GRANGER, Ind. (AP)
- A section of the Indiana Toll Road, the 157-mile highway that stretches
across the northern portion of the state between Ohio and Illinois, will
undergo $200 million in improvements including new asphalt and bridge work,
the company that leases it announced Tuesday.
Work will begin
next month on a 70-mile stretch of the road from mile marker 20 in Lake
Station to mile marker 93 in Elkhart, said Ken Daley, chief executive of the
Indiana Toll Road Concession Co. He called it “a critical investment in
safety and service on the Indiana Toll Road.”
The project will
include removing the existing asphalt down to the concrete base and
replacing it with a 5-inch layer of new asphalt. It also calls for
improvements to interchanges, replacing road shoulders, work on 53 bridges
and the installation of fiber-optic cable aimed at improving information
available to drivers.
Gov. Mike Pence
said the work, which will be paid for by the Indiana Toll Road Concession
Co., is the largest project on the road since it was completed in 1956.
“The fact that
we’re able to do it without burdening taxpayers in Indiana, without
burdening motorists on the Toll Road, I think is a real testament to this
project,” Pence said.
The work, which is
expected to create about 300 jobs, will be done by Rieth-Riley Construction
Co. The project will be done in three- to six-mile sections, and at least
one lane of traffic in each direction will be kept open while the work goes
on.
"We’ve planned as
much as we can to ensure that we maintain a level of service to customers,”

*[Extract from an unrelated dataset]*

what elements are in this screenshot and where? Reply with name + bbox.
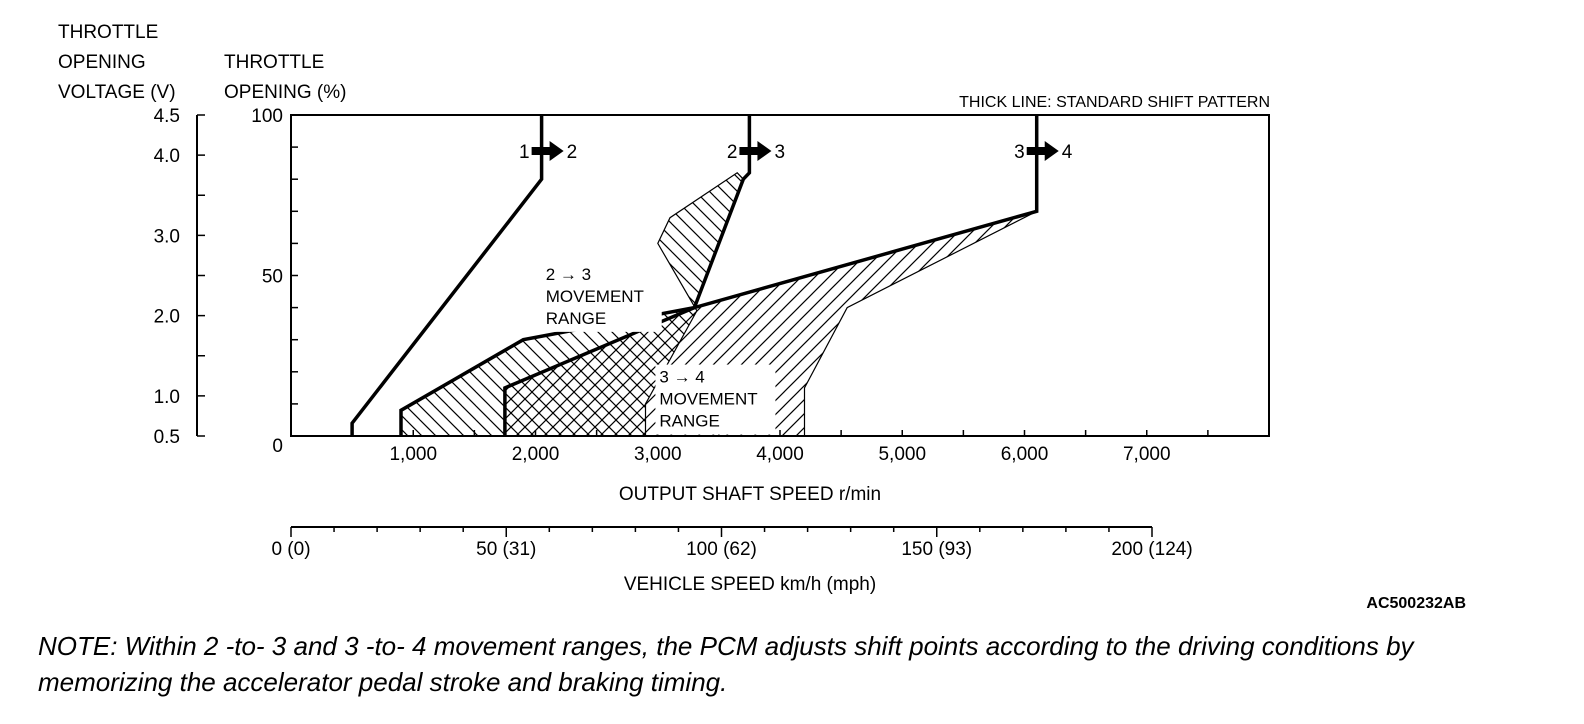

Daley said. “Our customers pay to use this road. It’s our obligation to them
to do the very best we can.”
The Australian
investment consortium IFM Investors, which owns the lease on the Toll Road
for another 65 years, said in May when it announced that it had closed on
its $5.72 billion purchase of the lease that it planned to make $260 million
in capital improvements on the highway over the next five years.
The work is
scheduled to be completed by December 2017.